Run a generated test file
AI agents invoke run_test to trigger actions in AutoSpectra MCP Server. What it does depends on the arguments the agent supplies, and its effects often reach beyond the immediate call — builds kicked off, notifications sent, workflows started.
Running test files executes code whose behavior depends on the test contents and environment state. While not inherently destructive, tests can have side effects (API calls, data modifications, system state changes). This qualifies as Execute rather than Read or Write because the tool triggers external operations.
From the tool's definition Tool name 'run_test' combined with description 'Run a generated test file' indicates execution of arbitrary code/test scripts.
Attacks that exploit this kind of access
Run a generated test file. It is categorised as a Execute tool in the AutoSpectra MCP Server MCP Server, which means it can trigger actions or run processes. Use rate limits and argument validation.
Register the AutoSpectra MCP Server MCP server in PolicyLayer and add a rule for run_test: allow, deny, rate-limit, or require approval. Point your MCP client at the PolicyLayer proxy URL and the rule is enforced on every call, before it reaches AutoSpectra MCP Server. Nothing to install.
run_test is a Execute tool with high risk. Execute tools should be rate-limited and have argument validation enabled.

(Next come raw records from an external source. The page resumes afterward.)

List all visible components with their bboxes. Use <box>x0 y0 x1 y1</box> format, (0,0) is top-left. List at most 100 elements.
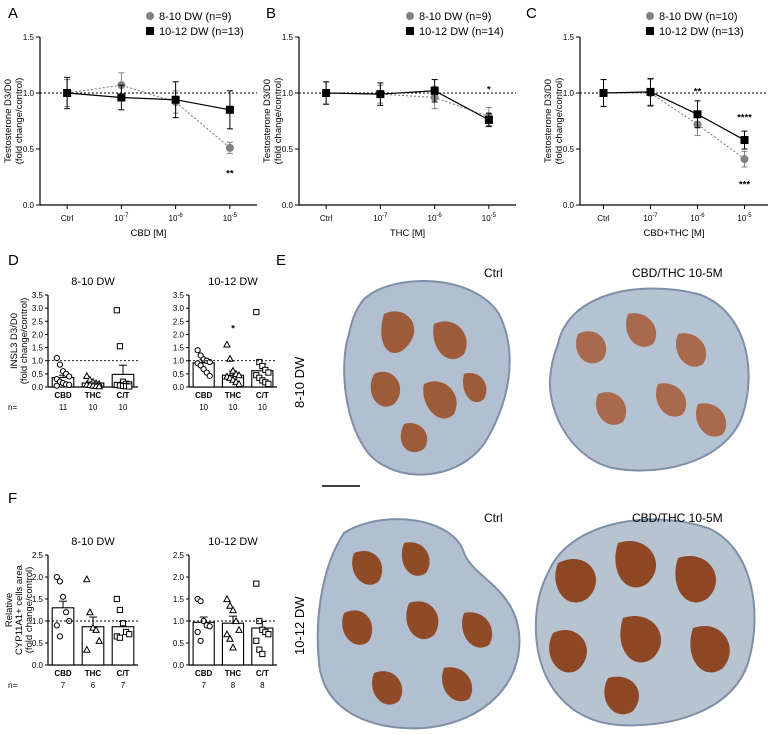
tissue-shape <box>548 287 750 472</box>
legend-marker <box>146 27 154 35</box>
data-point <box>126 631 133 638</box>
y-tick-label: 1.0 <box>32 617 44 626</box>
x-axis-label: THC [M] <box>390 228 425 239</box>
y-tick-label: 0.0 <box>173 383 185 392</box>
panel-letter-a: A <box>8 5 18 22</box>
legend-marker <box>406 27 414 35</box>
data-point <box>95 382 104 390</box>
data-point <box>229 605 237 614</box>
significance-marker: *** <box>739 180 750 191</box>
data-point <box>235 625 243 633</box>
y-axis-label: (fold change/control) <box>554 78 565 165</box>
data-point <box>265 369 272 376</box>
x-tick-label: 10-6 <box>690 213 705 223</box>
y-axis-label: Relative <box>4 593 15 627</box>
stain-pattern <box>370 311 487 453</box>
line-chart-c: 0.0 0.5 1.0 1.5 Ctrl 10-7 10-6 10-5 CBD+THC [M] T… <box>543 11 768 239</box>
data-point <box>59 593 67 600</box>
x-tick-label: 10-5 <box>223 213 238 223</box>
data-point <box>693 110 702 119</box>
data-point <box>53 573 60 581</box>
chart-title: 8-10 DW <box>71 536 115 548</box>
y-tick-label: 1.5 <box>173 595 185 604</box>
n-value: 10 <box>258 403 267 412</box>
data-point <box>223 630 231 638</box>
charts-layer: 0.0 0.5 1.0 1.5 Ctrl 10-7 10-6 10-5 CBD [M] Testo… <box>3 11 768 690</box>
data-point <box>82 645 91 653</box>
significance-marker: * <box>231 324 235 335</box>
data-point <box>599 89 608 97</box>
x-tick-label: 10-5 <box>482 213 497 223</box>
category-label: C/T <box>117 669 130 678</box>
data-point <box>85 608 94 616</box>
data-point <box>113 307 120 314</box>
y-tick-label: 0.5 <box>32 370 44 379</box>
x-tick-label: 10-7 <box>373 213 388 223</box>
data-point <box>225 105 234 114</box>
series-black <box>599 77 749 150</box>
y-tick-label: 2.5 <box>173 317 185 326</box>
series-line <box>603 91 745 141</box>
n-prefix: n= <box>8 681 17 690</box>
y-tick-label: 2.0 <box>173 330 185 339</box>
x-tick-label: 10-7 <box>643 213 658 223</box>
data-point <box>229 643 237 651</box>
panel-letter-b: B <box>266 5 276 22</box>
data-point <box>197 598 204 605</box>
data-point <box>226 601 234 609</box>
n-value: 10 <box>229 403 238 412</box>
y-tick-label: 1.0 <box>563 89 575 98</box>
y-tick-label: 0.0 <box>282 201 294 210</box>
y-tick-label: 1.5 <box>23 33 35 42</box>
category-label: THC <box>85 669 102 678</box>
y-tick-label: 0.5 <box>173 370 185 379</box>
y-tick-label: 0.0 <box>32 383 44 392</box>
x-axis-label: CBD [M] <box>131 228 167 239</box>
line-chart-b: 0.0 0.5 1.0 1.5 Ctrl 10-7 10-6 10-5 THC [M] Testo… <box>262 11 516 239</box>
data-point <box>56 578 64 585</box>
x-tick-label: 10-6 <box>169 213 184 223</box>
y-axis-label: (fold change/control) <box>14 78 25 165</box>
category-label: C/T <box>256 669 269 678</box>
row-label-8-10: 8-10 DW <box>292 356 307 408</box>
data-point <box>223 594 231 603</box>
data-point <box>197 352 204 359</box>
category-label: THC <box>225 669 242 678</box>
x-tick-label: Ctrl <box>320 214 333 223</box>
data-point <box>253 308 260 316</box>
significance-marker: ** <box>226 168 234 179</box>
y-axis-label: Testosterone D3/D0 <box>3 79 14 163</box>
y-axis-label: (fold change/control) <box>273 78 284 165</box>
micrograph-label: CBD/THC 10-5M <box>632 511 723 525</box>
data-point <box>265 631 272 638</box>
y-tick-label: 2.5 <box>32 551 44 560</box>
bar-chart-d: 10-12 DW 0.0 0.5 1.0 1.5 2.0 2.5 3.0 3.5 CBD 10 THC… <box>173 276 277 412</box>
x-tick-label: 10-7 <box>114 213 129 223</box>
series-black <box>63 76 234 130</box>
data-point <box>223 340 231 348</box>
data-point <box>194 347 201 354</box>
n-value: 7 <box>61 681 66 690</box>
data-point <box>229 366 237 374</box>
y-tick-label: 1.0 <box>173 617 185 626</box>
legend-marker <box>646 12 654 20</box>
panel-letter-c: C <box>526 5 537 22</box>
n-value: 7 <box>121 681 126 690</box>
data-point <box>53 622 60 629</box>
y-tick-label: 0.5 <box>173 639 185 648</box>
data-point <box>226 634 234 642</box>
x-tick-label: 10-6 <box>428 213 443 223</box>
data-point <box>206 372 213 380</box>
y-axis-label: (fold change/control) <box>19 298 30 385</box>
chart-title: 10-12 DW <box>208 276 258 288</box>
tissue-section-8-10-ctrl <box>322 280 511 487</box>
data-point <box>62 609 70 616</box>
y-tick-label: 3.0 <box>32 304 44 313</box>
data-point <box>740 155 749 164</box>
n-value: 10 <box>199 403 208 412</box>
category-label: CBD <box>195 669 213 678</box>
y-tick-label: 0.5 <box>32 639 44 648</box>
y-tick-label: 0.0 <box>173 661 185 670</box>
y-tick-label: 2.0 <box>173 573 185 582</box>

Yes. Add a rate_limit block to the run_test rule in your PolicyLayer policy. For example, setting max: 10 and window: 60 limits the tool to 10 calls per minute. Rate limits are tracked per agent session and reset automatically.
Set action: deny in the PolicyLayer policy for run_test. The AI agent will receive a policy violation error and cannot call the tool. You can also include a reason field to explain why the tool is blocked.
run_test is provided by the AutoSpectra MCP Server MCP server (raphaenterprises-ai/autospectra-mcp-server). PolicyLayer sits as a proxy in front of this server to enforce policies before tool calls reach the server.
Every MCP server has a record like this.
Type a name, get the same breakdown: verified identity, auth posture, risk grade, capabilities, recommended policy.